Alfred Eß

Alfred Eß (* 7. Oktober 1921 in Feldkirch; † 17. Juni 2005 in Göfis) war ein österreichischer Politiker (VdU, FPÖ) und städtischer Angestellter. Eß war von 1959 bis 1983 Abgeordneter zum Vorarlberger Landtag.

Leben und Wirken

Alfred Eß wurde am 7. Oktober 1921 als Sohn des Bundesbahnbediensteten Franz Eß und dessen Frau Anna im Feldkircher Stadtteil Altenstadt geboren. Nach dem Besuch der Volksschule Altenstadt und der Hauptschule Feldkirch arbeitete er ein Jahr lang als Hilfsarbeiter, ehe er seine Ausbildung an der Handelsschule in Feldkirch fortsetzte. Ab dem Jahr 1937 arbeitete Eß als kaufmännischer Angestellter bei den Feldkircher Stadtwerken.
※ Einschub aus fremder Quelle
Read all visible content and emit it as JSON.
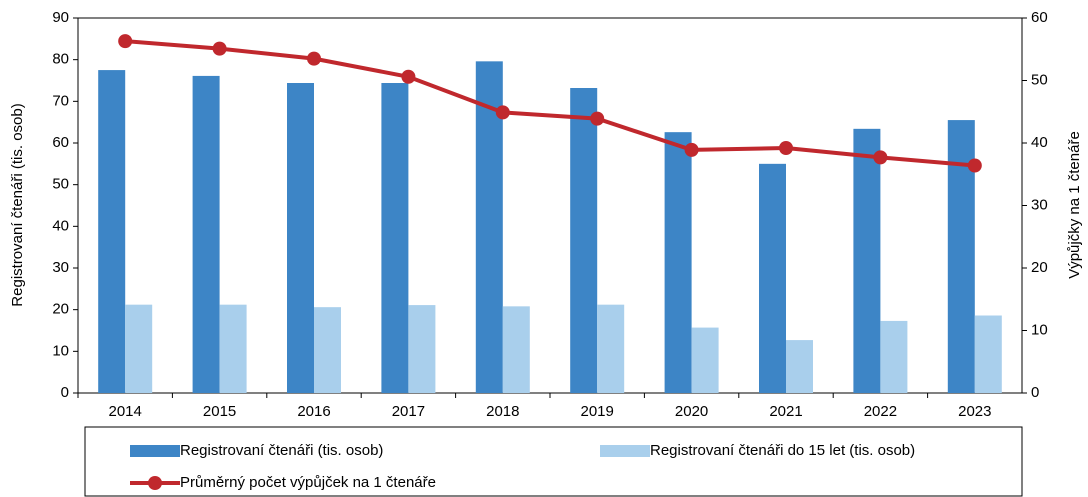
{
  "chart_data": {
    "type": "bar",
    "categories": [
      "2014",
      "2015",
      "2016",
      "2017",
      "2018",
      "2019",
      "2020",
      "2021",
      "2022",
      "2023"
    ],
    "y_label": "Registrovaní čtenáři (tis. osob)",
    "y2_label": "Výpůjčky na 1 čtenáře",
    "ylim": [
      0,
      90
    ],
    "yticks": [
      0,
      10,
      20,
      30,
      40,
      50,
      60,
      70,
      80,
      90
    ],
    "y2lim": [
      0,
      60
    ],
    "y2ticks": [
      0,
      10,
      20,
      30,
      40,
      50,
      60
    ],
    "grid": false,
    "series": [
      {
        "name": "Registrovaní čtenáři (tis. osob)",
        "type": "bar",
        "color": "#3d85c6",
        "values": [
          77.5,
          76.1,
          74.4,
          74.4,
          79.6,
          73.2,
          62.6,
          55.0,
          63.4,
          65.5
        ]
      },
      {
        "name": "Registrovaní čtenáři do 15 let (tis. osob)",
        "type": "bar",
        "color": "#a9cfec",
        "values": [
          21.2,
          21.2,
          20.6,
          21.1,
          20.8,
          21.2,
          15.7,
          12.7,
          17.3,
          18.6
        ]
      },
      {
        "name": "Průměrný počet výpůjček na 1 čtenáře",
        "type": "line",
        "color": "#c0282d",
        "axis": "y2",
        "values": [
          56.3,
          55.1,
          53.5,
          50.6,
          44.9,
          43.9,
          38.9,
          39.2,
          37.7,
          36.4
        ]
      }
    ]
  }
}
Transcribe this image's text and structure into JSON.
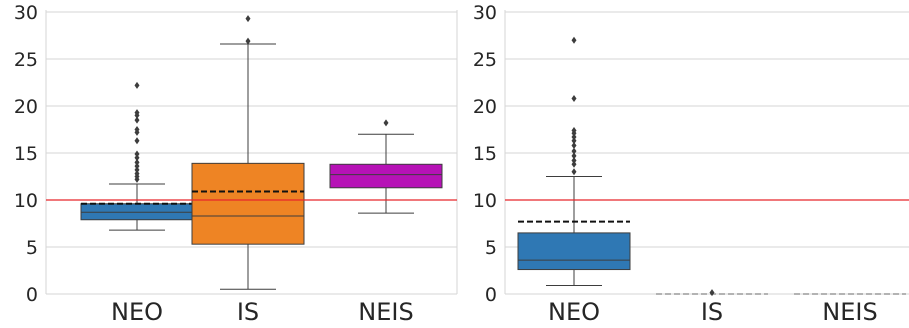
{
  "chart_data": [
    {
      "type": "box",
      "categories": [
        "NEO",
        "IS",
        "NEIS"
      ],
      "yticks": [
        0,
        5,
        10,
        15,
        20,
        25,
        30
      ],
      "ylim": [
        0,
        30
      ],
      "grid": true,
      "reference_line": {
        "y": 10,
        "color": "#e8262a"
      },
      "colors": [
        "#2f78b4",
        "#ee8424",
        "#b612b6"
      ],
      "boxes": [
        {
          "category": "NEO",
          "whisker_low": 6.8,
          "q1": 7.9,
          "median": 8.7,
          "q3": 9.6,
          "whisker_high": 11.7,
          "mean": 9.6,
          "outliers": [
            12.2,
            12.5,
            12.8,
            13.2,
            13.6,
            14.0,
            14.5,
            14.9,
            16.3,
            17.2,
            17.5,
            18.5,
            19.0,
            19.3,
            22.2
          ]
        },
        {
          "category": "IS",
          "whisker_low": 0.5,
          "q1": 5.3,
          "median": 8.3,
          "q3": 13.9,
          "whisker_high": 26.6,
          "mean": 10.9,
          "outliers": [
            26.9,
            29.3
          ]
        },
        {
          "category": "NEIS",
          "whisker_low": 8.6,
          "q1": 11.3,
          "median": 12.7,
          "q3": 13.8,
          "whisker_high": 17.0,
          "mean": null,
          "outliers": [
            18.2
          ]
        }
      ]
    },
    {
      "type": "box",
      "categories": [
        "NEO",
        "IS",
        "NEIS"
      ],
      "yticks": [
        0,
        5,
        10,
        15,
        20,
        25,
        30
      ],
      "ylim": [
        0,
        30
      ],
      "grid": true,
      "reference_line": {
        "y": 10,
        "color": "#e8262a"
      },
      "colors": [
        "#2f78b4",
        "#ee8424",
        "#b612b6"
      ],
      "boxes": [
        {
          "category": "NEO",
          "whisker_low": 0.9,
          "q1": 2.6,
          "median": 3.6,
          "q3": 6.5,
          "whisker_high": 12.5,
          "mean": 7.7,
          "outliers": [
            13.0,
            13.8,
            14.2,
            14.7,
            15.2,
            15.8,
            16.3,
            16.7,
            17.1,
            17.4,
            20.8,
            27.0
          ]
        },
        {
          "category": "IS",
          "whisker_low": 0,
          "q1": 0,
          "median": 0,
          "q3": 0,
          "whisker_high": 0,
          "mean": 0,
          "outliers": [
            0.15
          ]
        },
        {
          "category": "NEIS",
          "whisker_low": 0,
          "q1": 0,
          "median": 0,
          "q3": 0,
          "whisker_high": 0,
          "mean": 0,
          "outliers": []
        }
      ]
    }
  ]
}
Am 5. Februar 1941 wurde der zu diesem Zeitpunkt 19-jährige Alfred Eß zum Kriegsdienst eingezogen, wobei er unter anderem mit dem Verwundetenabzeichen in Schwarz und dem Krimschild der deutschen Wehrmacht ausgezeichnet wurde.

Nach der Rückkehr aus dem Krieg trat Eß am 1. Juli 1945 wieder in den Dienst der Stadtwerke Feldkirch ein. Im Jahr 1949 wurde er Mitglied des Verbands der Unabhängigen, einer Vorgängerpartei der Freiheitlichen Partei Österreichs. Nachdem der VdU in der FPÖ aufgegangen war, wurde Alfred Eß 1958 zum Presse- und Propagandareferent der FPÖ Vorarlberg. Nach der Landtagswahl 1959 konnte er außerdem am 29. Oktober 1959 erstmals als Abgeordneter in den Landtag einziehen. Im Landtag war er von 1969 bis 1983 Klubobmann der FPÖ. Zudem war er von 1958 bis 1960 und später wieder von 1965 bis 1975 Mitglied der Stadtvertretung seiner Heimatstadt Feldkirch.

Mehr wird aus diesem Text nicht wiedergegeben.